Earlier this week, I recommended the following action to Southeastern in an attempt to prevent recurrences of what is happening to fare paying passengers with valid tickets;
Staff to be appropriately trained up on tickets. This invovles making them aware of the existence of the National Routeing Guide, the National Rail Conditions of Carriage (NRCoC) and their relevance to permitted routes. This would encompass making them aware of seemingly anomalous fares being valid and being encouraged to pass such matters on for investigation ahead of unnecessarily brutal enforcement or committing customers to debts.
This was Southeastern's response;
A part of their training relevant staff are trained to identify and authorise tickets. Due to the inherent complications involved in fares and routing we can not guarantee that a mistakes will never be made. The established appeals and escalation procedure allows for these mistakes to be rectified. However, we appreciate your advice and a copy of your email has been passed to the Head of Revenue and Security.

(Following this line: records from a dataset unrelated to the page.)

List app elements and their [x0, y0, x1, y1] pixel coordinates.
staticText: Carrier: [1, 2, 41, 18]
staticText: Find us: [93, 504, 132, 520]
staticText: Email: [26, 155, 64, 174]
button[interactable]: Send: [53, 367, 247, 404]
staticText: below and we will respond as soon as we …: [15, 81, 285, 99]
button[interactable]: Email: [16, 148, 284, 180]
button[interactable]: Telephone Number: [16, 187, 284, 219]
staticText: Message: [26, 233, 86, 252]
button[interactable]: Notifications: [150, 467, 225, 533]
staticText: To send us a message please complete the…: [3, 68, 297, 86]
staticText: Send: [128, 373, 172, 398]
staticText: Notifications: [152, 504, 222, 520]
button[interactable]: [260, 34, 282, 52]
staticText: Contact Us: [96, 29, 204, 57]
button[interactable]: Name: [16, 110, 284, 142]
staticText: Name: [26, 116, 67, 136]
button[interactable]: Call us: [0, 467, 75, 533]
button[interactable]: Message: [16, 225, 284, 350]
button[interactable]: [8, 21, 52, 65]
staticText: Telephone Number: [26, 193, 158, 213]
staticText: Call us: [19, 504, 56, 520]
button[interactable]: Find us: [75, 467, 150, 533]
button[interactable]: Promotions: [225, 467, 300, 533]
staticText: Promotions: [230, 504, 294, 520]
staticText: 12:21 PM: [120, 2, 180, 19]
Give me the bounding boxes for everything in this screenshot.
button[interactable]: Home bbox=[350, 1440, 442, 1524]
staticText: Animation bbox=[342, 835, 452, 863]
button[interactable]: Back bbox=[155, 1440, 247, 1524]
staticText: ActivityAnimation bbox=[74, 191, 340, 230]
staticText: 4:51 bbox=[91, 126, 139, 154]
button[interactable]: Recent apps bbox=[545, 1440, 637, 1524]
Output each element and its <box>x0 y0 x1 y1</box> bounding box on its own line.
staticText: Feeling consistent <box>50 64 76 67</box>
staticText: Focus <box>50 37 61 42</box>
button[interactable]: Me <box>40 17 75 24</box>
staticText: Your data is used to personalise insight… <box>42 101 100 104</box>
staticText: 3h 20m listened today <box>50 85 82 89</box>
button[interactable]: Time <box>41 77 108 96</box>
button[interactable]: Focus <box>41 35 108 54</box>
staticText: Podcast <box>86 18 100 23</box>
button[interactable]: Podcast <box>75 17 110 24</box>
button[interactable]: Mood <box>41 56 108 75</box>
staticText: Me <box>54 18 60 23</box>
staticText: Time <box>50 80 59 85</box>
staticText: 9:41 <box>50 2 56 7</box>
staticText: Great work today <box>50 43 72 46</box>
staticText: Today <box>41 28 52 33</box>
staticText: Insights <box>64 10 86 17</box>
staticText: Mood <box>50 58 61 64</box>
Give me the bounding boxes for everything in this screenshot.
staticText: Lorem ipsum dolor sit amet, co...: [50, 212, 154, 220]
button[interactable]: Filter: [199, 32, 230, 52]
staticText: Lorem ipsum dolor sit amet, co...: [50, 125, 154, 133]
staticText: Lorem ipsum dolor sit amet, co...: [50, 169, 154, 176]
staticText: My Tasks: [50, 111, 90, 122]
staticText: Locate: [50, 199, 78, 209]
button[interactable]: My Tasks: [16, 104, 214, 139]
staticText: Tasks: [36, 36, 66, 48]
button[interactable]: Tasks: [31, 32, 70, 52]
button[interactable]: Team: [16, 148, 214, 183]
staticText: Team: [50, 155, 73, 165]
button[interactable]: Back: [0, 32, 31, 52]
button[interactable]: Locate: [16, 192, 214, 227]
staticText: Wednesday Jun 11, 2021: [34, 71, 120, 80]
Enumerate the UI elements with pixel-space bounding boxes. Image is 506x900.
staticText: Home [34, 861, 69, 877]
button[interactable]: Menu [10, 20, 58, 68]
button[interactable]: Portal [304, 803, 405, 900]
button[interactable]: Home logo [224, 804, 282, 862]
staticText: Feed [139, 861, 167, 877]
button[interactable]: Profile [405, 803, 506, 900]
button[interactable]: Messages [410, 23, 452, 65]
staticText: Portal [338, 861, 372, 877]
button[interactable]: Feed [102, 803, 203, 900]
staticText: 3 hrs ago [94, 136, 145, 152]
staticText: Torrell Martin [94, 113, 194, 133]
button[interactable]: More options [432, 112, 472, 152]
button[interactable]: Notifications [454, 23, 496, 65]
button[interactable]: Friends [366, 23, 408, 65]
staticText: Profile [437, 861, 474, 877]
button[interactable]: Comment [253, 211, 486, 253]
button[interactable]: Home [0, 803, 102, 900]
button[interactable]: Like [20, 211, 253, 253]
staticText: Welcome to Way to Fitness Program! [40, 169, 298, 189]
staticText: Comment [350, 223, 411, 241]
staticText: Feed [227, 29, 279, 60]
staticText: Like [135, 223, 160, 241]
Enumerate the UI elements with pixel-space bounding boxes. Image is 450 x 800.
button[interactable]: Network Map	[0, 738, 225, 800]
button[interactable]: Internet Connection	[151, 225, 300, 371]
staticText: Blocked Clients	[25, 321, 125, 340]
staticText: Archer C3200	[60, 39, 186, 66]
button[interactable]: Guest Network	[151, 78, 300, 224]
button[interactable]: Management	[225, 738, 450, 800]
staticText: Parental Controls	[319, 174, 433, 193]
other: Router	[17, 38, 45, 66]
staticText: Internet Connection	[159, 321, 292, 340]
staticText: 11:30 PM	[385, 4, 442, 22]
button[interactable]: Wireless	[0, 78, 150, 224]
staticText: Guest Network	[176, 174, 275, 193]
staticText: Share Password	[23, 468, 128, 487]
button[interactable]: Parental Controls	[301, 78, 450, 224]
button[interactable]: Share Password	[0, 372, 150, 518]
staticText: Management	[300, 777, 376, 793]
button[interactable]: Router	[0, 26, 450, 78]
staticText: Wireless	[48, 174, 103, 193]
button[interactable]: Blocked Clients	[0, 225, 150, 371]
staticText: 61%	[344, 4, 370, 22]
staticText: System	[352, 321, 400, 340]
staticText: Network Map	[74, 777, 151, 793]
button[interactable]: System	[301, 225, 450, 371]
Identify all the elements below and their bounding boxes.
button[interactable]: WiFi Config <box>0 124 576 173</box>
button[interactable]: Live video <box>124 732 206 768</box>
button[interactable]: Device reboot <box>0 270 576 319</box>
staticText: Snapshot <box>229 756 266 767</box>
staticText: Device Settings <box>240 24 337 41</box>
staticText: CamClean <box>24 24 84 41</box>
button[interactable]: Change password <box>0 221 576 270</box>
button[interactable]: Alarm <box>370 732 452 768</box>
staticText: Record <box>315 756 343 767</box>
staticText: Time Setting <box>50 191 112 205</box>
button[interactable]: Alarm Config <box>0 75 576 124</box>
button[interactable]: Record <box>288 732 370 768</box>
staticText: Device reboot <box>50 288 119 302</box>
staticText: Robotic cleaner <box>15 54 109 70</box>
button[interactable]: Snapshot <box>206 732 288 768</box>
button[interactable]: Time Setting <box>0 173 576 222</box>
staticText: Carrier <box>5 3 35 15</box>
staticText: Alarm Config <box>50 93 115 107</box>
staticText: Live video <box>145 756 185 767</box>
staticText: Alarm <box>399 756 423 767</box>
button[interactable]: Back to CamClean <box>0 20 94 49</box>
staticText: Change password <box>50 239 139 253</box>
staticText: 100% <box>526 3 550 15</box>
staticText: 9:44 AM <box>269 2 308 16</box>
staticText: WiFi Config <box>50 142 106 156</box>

The NRCoC is a legal contract between the passenger and TOC. It is also Schedule 24 of the Ticketing and Settlement Agreement which is a fundamental component of their franchise agreement. Each instance of a ticket inspector making a mistake by rejecting a valid ticket represents a breach of that contract and non compliance with the terms of their franchise. If more passengers went down the road of suing them and initiating a remedial process through submitting written reports to the DfT, the management may see fit to invest in equipping its staff with the competencies required to avoid creating difficult and costly problems.
I favour a "Be right first time" approach over Southeastern's preference to make mistakes then rectify them only if challenged. This is a dangerous strategy when they have a senior member of retail staff who cannot objectively determine the validity of all tickets by using the relevant literature. Plus an appeals entity (IPFAS) with the same problem.